Principe de Viana

Ante la ausencia de antecedentes cercanos, los herederos de la Corona Española dejaron de utilizar los títulos vinculados con el Reino de Navarra y la Corona de Aragón. Tres son las opciones que sirven como punto de partida:- Utilizar la heráldica propia del territorio en cuestión, la ciudad de Viana en el Caso de Navarra. Es la menos recomendable dado que las actuales armas del Heredero no guardan relación directa con Asturias.
– Estudiar las armerías de los últimos titulares que ostentaron dicho título.
– Dar preferencia en las armas del Heredero al blasón de Navarra, como sucede en el escudo pequeño de Carlos I existente en Viana. En principio, como hemos visto, la más adecuada.El escudo de la ciudad de Viana aparece documentado por vez primera en 1291. Se ha expuesto que fue concedido por Juan II de Navarra y Aragón por la defensa de la ciudad frente a Castilla. Este escudo “…trae de oro y cinco barras de gules. Bordura de lo mismo cargada con las cadenas de Navarra”.La primera opción, adoptar el emblema territorial (como hace el Heredero Británico como Duque de Cornualles o de Rothesay) debería descartarse ante la circunstancia de que los responsables del “Premio Príncipe de Viana” han optado por recuperar las armas del célebre Carlos de Viana, el primer príncipe que ostentó el título creado en 1423.

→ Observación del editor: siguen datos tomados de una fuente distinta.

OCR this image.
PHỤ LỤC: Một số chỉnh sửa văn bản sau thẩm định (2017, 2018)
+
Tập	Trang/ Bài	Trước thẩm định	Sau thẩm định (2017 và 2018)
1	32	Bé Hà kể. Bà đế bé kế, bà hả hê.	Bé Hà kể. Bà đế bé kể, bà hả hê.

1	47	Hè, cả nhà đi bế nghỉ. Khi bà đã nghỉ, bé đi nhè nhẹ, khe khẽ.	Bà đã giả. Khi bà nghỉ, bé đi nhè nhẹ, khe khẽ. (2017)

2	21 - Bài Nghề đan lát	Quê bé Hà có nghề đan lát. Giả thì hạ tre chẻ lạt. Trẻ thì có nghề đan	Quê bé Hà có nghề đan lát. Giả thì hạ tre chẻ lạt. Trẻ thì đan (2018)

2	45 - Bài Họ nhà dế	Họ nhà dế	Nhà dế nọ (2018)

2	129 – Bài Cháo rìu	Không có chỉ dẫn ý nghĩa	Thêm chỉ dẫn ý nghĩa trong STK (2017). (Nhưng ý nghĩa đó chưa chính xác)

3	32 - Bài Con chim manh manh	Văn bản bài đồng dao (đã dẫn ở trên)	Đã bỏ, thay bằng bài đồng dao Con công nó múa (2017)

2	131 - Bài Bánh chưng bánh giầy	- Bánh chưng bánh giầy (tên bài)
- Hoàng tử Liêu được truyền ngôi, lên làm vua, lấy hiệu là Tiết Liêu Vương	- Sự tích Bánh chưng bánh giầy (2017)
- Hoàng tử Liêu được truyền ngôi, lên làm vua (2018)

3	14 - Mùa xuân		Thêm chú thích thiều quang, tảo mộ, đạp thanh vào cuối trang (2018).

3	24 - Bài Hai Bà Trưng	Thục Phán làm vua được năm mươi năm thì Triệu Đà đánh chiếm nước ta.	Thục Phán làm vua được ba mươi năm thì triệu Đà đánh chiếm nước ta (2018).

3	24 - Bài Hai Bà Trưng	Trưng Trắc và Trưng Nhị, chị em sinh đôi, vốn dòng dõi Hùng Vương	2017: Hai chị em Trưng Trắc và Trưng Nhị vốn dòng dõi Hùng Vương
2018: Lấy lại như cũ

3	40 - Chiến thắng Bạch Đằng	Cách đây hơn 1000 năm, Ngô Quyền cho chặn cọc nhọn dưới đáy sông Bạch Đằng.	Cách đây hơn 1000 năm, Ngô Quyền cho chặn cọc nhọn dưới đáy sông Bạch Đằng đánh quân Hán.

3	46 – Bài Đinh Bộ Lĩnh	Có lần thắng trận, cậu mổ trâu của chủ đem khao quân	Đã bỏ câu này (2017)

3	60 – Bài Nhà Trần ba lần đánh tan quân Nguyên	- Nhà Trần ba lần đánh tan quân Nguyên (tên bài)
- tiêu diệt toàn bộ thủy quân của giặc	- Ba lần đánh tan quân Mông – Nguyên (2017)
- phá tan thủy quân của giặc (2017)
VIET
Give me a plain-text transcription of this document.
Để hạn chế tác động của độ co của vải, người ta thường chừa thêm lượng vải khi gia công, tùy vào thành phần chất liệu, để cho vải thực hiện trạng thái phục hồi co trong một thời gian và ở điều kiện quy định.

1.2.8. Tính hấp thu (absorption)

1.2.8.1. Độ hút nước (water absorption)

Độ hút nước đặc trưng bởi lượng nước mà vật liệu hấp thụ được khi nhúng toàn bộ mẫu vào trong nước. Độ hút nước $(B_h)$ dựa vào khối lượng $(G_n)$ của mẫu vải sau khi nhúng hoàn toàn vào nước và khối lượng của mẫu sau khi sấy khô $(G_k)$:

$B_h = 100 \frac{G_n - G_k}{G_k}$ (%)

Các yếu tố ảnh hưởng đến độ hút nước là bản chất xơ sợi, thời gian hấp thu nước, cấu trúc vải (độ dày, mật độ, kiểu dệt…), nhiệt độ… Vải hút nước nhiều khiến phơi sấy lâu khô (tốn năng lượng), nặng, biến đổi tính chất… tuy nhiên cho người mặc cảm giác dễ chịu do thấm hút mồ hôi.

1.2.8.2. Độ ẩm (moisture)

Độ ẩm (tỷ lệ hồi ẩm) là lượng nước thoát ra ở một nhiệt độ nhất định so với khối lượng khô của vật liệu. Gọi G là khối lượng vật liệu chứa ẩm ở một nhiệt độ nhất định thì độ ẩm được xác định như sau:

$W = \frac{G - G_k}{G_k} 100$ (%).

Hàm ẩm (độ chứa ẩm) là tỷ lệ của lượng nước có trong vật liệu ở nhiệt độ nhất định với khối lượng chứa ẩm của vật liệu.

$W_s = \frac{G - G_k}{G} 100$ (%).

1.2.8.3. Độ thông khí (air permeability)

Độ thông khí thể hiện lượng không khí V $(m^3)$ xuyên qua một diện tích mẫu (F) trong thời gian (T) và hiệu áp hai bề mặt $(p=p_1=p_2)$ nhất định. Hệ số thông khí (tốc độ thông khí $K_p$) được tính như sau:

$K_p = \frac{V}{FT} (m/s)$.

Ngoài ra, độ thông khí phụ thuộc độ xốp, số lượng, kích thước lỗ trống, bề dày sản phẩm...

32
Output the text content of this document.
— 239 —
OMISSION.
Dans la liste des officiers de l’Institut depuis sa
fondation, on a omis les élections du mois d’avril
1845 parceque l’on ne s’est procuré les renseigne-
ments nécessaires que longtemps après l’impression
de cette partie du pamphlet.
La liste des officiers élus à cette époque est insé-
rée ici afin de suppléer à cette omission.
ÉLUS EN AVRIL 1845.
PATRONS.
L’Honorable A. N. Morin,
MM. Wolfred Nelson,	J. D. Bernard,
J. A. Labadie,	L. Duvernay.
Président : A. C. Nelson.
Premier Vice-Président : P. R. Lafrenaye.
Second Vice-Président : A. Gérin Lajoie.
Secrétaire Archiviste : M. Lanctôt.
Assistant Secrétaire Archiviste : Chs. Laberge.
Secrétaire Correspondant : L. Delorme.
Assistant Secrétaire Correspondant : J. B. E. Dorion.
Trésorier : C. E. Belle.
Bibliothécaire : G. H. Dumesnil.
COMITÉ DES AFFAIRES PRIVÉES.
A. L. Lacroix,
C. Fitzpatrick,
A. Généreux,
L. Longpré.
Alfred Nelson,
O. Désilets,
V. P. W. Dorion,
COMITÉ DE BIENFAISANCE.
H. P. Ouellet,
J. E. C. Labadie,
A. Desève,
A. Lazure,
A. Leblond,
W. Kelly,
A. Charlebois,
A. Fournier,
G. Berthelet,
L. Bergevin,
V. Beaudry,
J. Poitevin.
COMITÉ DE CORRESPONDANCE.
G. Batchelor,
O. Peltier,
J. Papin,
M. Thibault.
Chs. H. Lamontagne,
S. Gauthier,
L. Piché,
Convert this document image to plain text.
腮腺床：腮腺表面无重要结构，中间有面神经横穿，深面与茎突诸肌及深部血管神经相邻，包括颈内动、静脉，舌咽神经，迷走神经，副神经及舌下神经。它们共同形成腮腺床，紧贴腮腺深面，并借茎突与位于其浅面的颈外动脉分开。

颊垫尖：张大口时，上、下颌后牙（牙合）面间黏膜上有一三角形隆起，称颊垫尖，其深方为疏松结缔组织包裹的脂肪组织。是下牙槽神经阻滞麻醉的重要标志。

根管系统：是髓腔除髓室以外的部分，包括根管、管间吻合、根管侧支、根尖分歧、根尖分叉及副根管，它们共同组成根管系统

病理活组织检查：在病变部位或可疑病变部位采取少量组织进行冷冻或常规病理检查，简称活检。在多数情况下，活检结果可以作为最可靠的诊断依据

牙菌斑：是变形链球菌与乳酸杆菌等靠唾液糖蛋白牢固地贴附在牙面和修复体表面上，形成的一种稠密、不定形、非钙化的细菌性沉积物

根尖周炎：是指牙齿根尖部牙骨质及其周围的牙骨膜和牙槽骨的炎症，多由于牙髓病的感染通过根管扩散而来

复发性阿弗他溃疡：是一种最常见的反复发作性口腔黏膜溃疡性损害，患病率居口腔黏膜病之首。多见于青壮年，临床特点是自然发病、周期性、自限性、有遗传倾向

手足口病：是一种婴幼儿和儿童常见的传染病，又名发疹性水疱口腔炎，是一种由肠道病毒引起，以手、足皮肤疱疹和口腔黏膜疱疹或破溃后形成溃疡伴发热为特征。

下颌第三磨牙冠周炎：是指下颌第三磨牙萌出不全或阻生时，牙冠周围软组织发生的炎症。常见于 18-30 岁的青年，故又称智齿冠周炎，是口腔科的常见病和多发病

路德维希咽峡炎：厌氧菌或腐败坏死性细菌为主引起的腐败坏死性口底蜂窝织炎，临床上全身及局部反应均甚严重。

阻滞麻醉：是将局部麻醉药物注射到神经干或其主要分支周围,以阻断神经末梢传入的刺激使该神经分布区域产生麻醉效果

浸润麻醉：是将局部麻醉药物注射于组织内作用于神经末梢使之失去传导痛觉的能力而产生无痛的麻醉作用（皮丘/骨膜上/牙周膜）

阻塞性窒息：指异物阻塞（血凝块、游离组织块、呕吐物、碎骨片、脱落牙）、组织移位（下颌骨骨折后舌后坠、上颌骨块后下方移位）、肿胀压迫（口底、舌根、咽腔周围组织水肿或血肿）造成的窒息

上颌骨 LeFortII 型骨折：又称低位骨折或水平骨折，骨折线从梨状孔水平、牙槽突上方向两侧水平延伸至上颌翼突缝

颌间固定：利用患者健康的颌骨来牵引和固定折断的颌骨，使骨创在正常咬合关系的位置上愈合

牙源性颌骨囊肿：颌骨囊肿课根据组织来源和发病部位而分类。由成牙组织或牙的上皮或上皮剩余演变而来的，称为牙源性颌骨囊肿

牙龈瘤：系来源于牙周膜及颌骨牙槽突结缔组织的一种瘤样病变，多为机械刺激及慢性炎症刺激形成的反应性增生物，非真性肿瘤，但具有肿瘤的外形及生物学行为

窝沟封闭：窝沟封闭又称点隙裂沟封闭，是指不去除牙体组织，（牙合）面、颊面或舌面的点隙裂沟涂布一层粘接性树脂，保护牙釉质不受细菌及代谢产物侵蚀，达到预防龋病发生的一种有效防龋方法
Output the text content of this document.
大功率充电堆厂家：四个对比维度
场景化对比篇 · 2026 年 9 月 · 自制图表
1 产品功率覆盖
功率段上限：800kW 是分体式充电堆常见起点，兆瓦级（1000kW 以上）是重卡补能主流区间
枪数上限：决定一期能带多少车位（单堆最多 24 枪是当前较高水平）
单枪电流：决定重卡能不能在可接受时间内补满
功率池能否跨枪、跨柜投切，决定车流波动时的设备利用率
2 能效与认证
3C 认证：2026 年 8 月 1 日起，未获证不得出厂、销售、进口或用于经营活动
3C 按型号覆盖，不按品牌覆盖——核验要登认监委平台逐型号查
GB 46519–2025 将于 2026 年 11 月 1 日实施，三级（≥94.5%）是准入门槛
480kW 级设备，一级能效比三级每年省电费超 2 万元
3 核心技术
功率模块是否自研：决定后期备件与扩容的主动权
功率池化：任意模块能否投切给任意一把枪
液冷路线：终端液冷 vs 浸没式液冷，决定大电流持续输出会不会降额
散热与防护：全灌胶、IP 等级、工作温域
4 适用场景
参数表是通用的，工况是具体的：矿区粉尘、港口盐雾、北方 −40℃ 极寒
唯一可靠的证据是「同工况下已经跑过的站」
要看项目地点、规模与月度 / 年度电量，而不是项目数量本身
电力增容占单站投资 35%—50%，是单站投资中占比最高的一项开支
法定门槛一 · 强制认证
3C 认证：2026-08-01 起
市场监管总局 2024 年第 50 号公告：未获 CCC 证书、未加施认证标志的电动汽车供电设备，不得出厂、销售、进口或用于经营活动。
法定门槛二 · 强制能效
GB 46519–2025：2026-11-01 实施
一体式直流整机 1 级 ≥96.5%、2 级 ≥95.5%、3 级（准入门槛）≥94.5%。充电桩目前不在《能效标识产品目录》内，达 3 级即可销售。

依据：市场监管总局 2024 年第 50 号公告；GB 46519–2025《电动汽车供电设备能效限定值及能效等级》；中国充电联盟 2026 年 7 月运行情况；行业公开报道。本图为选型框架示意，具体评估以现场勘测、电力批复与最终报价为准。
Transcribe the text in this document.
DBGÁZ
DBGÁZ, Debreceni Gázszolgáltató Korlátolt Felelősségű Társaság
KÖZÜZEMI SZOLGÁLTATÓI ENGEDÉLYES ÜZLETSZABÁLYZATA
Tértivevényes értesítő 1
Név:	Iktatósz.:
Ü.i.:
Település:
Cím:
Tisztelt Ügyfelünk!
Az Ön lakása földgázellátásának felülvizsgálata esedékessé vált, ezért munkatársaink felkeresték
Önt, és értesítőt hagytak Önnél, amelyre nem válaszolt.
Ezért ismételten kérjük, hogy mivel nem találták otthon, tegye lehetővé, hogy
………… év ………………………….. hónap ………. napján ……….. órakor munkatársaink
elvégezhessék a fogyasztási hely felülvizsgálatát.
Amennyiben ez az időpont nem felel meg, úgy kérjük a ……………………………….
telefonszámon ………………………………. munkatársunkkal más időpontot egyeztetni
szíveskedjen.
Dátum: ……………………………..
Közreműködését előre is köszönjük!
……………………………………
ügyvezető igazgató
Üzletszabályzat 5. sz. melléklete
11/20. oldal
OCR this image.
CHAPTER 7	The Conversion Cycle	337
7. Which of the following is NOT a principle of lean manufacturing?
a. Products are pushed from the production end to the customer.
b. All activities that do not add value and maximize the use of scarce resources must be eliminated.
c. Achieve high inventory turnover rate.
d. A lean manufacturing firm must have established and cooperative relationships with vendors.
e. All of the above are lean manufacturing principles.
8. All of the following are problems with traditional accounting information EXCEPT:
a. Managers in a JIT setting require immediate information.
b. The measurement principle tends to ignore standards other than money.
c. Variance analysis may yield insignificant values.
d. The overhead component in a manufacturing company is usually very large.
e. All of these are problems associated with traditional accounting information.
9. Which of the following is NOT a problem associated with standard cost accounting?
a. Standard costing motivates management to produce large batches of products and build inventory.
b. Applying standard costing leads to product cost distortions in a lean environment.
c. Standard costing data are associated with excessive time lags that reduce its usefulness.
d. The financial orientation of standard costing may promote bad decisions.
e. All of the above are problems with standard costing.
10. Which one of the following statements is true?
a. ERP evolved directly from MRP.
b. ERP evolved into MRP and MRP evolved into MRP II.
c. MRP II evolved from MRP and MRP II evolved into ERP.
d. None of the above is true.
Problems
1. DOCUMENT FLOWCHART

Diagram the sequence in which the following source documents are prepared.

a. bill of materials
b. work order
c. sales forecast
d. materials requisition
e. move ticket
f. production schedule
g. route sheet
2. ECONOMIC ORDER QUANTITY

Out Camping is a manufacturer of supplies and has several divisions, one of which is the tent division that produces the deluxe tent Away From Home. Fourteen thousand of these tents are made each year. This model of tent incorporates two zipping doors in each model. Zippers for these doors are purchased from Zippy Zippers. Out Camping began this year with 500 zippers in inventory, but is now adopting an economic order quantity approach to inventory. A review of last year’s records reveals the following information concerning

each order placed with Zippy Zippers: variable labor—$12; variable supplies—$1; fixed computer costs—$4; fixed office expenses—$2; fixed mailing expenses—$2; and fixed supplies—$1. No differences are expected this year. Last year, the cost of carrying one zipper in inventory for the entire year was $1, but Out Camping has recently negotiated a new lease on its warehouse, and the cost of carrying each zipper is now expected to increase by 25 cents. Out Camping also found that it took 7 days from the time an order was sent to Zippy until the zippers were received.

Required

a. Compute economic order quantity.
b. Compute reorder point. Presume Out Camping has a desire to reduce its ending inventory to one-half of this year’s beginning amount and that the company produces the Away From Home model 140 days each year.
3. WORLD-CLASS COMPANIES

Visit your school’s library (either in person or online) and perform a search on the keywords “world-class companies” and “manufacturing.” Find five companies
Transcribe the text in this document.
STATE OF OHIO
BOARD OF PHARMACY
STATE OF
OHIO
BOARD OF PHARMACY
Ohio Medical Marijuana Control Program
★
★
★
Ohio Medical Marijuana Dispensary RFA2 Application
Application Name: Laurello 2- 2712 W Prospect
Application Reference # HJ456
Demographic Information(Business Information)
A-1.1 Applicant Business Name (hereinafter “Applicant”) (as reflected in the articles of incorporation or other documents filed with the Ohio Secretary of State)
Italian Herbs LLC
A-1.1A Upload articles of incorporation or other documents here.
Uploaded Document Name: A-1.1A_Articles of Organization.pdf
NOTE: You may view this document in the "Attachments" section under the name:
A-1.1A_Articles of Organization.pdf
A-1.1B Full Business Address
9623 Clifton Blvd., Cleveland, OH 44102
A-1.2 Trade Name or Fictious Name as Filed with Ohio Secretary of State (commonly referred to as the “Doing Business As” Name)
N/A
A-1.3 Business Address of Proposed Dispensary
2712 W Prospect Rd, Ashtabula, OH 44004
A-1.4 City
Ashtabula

Portrait of Prince Charles of Viana

Prince Charles of Viana

Estas armas figuraron en el pendón de aquel príncipe y una reproducción del mismo es expuesta en la ceremonia de concesión del premio. En esta enseña, figuraban las armas de Carlos de Viana junto a la cinta y el lebrel que también aparecen representados en su retrato más conocido. Conforme a lo expuesto por Faustino Menéndez Pidal, la heráldica de este príncipe consistió en un escudo terciado a la manera aragonesa con las armerías de su padre: 1º partido dimidiado de Aragón; 2º cuartelado de Navarra y Evreux; 3º partido dimidiado del cuartelado en aspa de Aragón, Castilla y León.6 Se debe recordar que algunos autores sustituyen en sus descripciones las armas de Aragón, Castilla y León por la del Reino de Sicilia, esta modificación figura en el escudo del pendón expuesto en la ceremonia del premio.7

 

 El escudo del príncipe Carlos de Viana. Una reproducción del pendón de este Príncipe es utilizada en las ceremonias de entrega del Premio Príncipe de Viana.
Imagen de Wikipedia – La Enciclopedia Libre.

 

Por todo ello la opción de recuperar las armas del príncipe Carlos de Viana tampoco debe descartarse a priori. Frente a ésta, como hemos dicho, la única alternativa es la que da preferencia al blasón navarro en la heráldica propia del heredero. Dado que desde 1869 se ha reservado en las armas nacionales, que son también las del Rey y su Heredero salvo en lo relativo a los adornos exteriores, un cuartel a cada una de las armas de los reinos medievales españoles, no parece conveniente alterar mucho esta composición. De esta forma Navarra pasaría a ocupar el primer cuartel, Aragón el segundo y, para no alejarse mucho de la composición original, en el tercero y cuarto continuarían figurando juntos Castilla y León y manteniendo Granada en la punta.También hay que tener en cuenta el componente dinástico de las armas del príncipe Carlos. Un escudo no puede poseer un componente territorial cuando, antes de producirse la unión dinástica de Navarra con Castilla y Aragón, en él figuraron las armas alusivas a estos reinos junto a otras de procedencia francesa (Evreux).La mejor solución podría consistir en integrar las dos opciones expuestas en una, es decir, añadir al escudo de Carlos de Viana las armas actuales del Príncipe de Asturias, dando preferencia a Navarra. Es preferible, desde mi punto de vista, incorporar estas últimas en un escusón. De esta forma no se alterarían las particiones de las dos armerías y se daría preferencia a las actuales armas personales del Heredero. Esta elección es posible dado que las armas del Príncipe Carlos de Viana no contaron con componente territorial, como sucede con las armas de Asturias.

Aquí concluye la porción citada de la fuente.